If you need any further proof that Edna O'Brien is one of our greatest living novelists, "Wild Decembers" is it -- not necessarily because it's her best work (it probably isn't, though I would be hard-pressed to choose a favorite) but because it shows how deftly she can pack an epic yet exceptionally delicate tale into a surprisingly small number of pages. "Wild Decembers" is a story about long-standing family feuds propagated mostly by men, and about the subtler rivalries that thrive -- quietly, like malevolent deep-forest mushrooms -- between women. It's a love story and a murder ballad, dark and glistening and magically beautiful.
O'Brien has a gift for writing about country life without making it seem quirky or quaint. She's not offering up her characters for the scrutiny of city sophisticates -- she's collapsing the distance between their lives and ours. A village dance replete with stolen kisses, a pair of oversexed and mercenary sisters who aren't above crying "rape" if there's money in it, a fawnlike greyhound pup who steals the hearts of every man and woman who lays eyes on him: These are the layers of detail that O'Brien banks around her narrative, bringing a time and a place and a way of life into sharp focus even as she's unfurling any number of gossamer emotional undercurrents.

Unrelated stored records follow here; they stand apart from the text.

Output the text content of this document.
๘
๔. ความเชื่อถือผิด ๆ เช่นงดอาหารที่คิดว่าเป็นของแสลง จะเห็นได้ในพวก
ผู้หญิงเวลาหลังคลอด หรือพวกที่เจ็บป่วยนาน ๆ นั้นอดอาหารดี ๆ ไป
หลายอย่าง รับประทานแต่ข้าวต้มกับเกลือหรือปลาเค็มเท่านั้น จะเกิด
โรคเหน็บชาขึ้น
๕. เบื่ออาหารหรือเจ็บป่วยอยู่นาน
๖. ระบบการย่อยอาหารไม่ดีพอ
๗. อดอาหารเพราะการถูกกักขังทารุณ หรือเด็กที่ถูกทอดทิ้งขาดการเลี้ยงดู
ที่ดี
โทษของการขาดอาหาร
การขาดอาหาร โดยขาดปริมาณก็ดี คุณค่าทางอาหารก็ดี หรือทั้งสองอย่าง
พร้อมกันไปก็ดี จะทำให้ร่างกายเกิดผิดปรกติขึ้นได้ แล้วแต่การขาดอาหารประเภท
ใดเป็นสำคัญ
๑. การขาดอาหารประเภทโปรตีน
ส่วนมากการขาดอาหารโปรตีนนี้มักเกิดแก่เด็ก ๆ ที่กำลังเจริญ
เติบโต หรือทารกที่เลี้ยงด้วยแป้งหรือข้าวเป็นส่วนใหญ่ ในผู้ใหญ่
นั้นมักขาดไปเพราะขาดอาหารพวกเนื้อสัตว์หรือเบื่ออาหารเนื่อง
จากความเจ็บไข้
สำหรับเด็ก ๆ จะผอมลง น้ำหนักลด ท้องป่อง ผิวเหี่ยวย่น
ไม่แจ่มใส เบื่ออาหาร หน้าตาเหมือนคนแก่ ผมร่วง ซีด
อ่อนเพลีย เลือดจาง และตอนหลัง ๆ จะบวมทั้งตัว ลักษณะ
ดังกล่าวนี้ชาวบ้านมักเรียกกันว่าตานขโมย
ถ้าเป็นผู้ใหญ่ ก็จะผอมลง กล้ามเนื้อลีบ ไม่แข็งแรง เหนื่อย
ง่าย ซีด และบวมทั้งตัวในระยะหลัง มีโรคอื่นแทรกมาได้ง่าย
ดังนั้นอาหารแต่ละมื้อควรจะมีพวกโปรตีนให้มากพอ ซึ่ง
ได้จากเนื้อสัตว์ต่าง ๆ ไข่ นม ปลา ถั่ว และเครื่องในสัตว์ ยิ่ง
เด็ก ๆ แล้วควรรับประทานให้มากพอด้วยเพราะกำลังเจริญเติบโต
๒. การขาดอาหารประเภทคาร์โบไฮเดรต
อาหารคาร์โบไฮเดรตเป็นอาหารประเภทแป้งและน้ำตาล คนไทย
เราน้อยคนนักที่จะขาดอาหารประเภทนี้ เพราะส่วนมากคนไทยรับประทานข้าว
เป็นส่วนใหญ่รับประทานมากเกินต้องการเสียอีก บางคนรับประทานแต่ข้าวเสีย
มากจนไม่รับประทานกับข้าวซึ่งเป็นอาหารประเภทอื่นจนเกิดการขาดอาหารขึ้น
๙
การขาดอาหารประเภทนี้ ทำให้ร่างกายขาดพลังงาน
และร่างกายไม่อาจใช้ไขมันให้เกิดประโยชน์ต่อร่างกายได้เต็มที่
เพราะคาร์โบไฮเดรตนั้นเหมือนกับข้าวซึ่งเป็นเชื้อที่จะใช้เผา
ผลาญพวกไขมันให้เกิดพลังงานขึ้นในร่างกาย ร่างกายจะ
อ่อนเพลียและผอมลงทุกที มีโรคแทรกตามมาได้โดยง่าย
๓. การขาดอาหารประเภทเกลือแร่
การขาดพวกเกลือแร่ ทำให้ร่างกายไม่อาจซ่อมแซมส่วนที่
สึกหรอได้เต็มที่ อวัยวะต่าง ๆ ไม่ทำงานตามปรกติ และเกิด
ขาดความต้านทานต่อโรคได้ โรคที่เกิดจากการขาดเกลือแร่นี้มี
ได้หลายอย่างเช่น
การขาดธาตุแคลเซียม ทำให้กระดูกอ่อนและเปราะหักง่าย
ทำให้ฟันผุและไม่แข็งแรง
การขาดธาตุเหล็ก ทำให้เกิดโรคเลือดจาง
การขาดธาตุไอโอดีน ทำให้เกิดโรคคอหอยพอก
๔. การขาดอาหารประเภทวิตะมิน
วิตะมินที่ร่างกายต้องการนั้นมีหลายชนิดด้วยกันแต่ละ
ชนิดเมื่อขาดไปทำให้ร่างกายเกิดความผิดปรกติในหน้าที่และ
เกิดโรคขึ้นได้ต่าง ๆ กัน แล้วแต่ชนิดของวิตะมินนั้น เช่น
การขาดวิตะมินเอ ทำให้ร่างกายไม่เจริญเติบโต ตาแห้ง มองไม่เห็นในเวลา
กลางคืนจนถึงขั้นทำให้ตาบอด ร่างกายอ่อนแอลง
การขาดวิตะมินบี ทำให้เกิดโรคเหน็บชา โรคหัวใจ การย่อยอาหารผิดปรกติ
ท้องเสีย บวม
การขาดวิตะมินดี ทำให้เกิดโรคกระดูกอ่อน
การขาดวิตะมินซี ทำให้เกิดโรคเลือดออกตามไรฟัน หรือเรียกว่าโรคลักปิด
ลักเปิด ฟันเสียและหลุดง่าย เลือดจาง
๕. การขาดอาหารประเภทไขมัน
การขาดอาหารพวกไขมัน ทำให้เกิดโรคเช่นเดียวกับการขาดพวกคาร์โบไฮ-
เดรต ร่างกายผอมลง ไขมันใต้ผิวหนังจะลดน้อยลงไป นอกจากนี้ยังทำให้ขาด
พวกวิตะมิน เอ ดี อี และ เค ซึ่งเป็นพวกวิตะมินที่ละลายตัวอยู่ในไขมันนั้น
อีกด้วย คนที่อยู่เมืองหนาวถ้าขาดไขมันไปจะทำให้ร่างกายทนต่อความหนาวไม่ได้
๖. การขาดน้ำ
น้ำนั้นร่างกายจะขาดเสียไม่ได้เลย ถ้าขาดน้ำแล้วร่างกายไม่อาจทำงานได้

Set in western Ireland in the 1970s, "Wild Decembers" chronicles the feud between Joseph Brennan and newcomer Mick Bugler. The latter has just arrived to take possession of some family land on what Brennan considers "his" mountain; at first, Brennan is fascinated by and attracted to the hypnotic Bugler, but before long his jealousy and suspicion get the better of him. Worse yet, his younger sister Breege is beginning to drift (if not fall madly) into love with Bugler. And Bugler, who may be falling in love with her as well, is betrothed to a woman who's due to join him in his new home in a matter of months.
The story isn't complicated, but it runs deep. O'Brien defines the magnitude of the land feud early on, describing "fields that mean more than fields, fields that translate into nuptials into blood; fields lost, regained, and lost again in that fickle and fractured sequence of things." O'Brien leads us by the hand through a troubling, fiery, resoundingly passionate story, and her language is an irresistible secret weapon: It isn't wrought into poetry so much as molded into gentle curves that suggest the slope of a grassy hill or echo the rush of a wave. It cuts right to the heart of the most terrifying and exquisite human feelings without ever becoming florid or overwrought, as when Breege acknowledges what has happened to her and how it's too late to turn away from it:
Bugler opened up some vein in me, and it is not his fault no more than it is mine. I will know him again, I will be the one to hold him when dead, the one to bury him. I know that ... You can go years and years of normal life, all day, every day, milking, foddering, saying the given things, and then one day something opens in you, wild and marvellous, like the great rills that run down the mountain in the rain, rapid, jouncing, turning everything they touch into something living; a mossy log suddenly having the intent and slither of a crocodile.
You can find writers who are just as fierce and fearless, or as attuned to language, or as sensitive to delicate secrets. But very rarely do you find them all in one package. "Wild Decembers" is a smallish book with greatness in its veins, and if its title conjures up the depth of winter, at its core it feels like the full-on rush of springtime.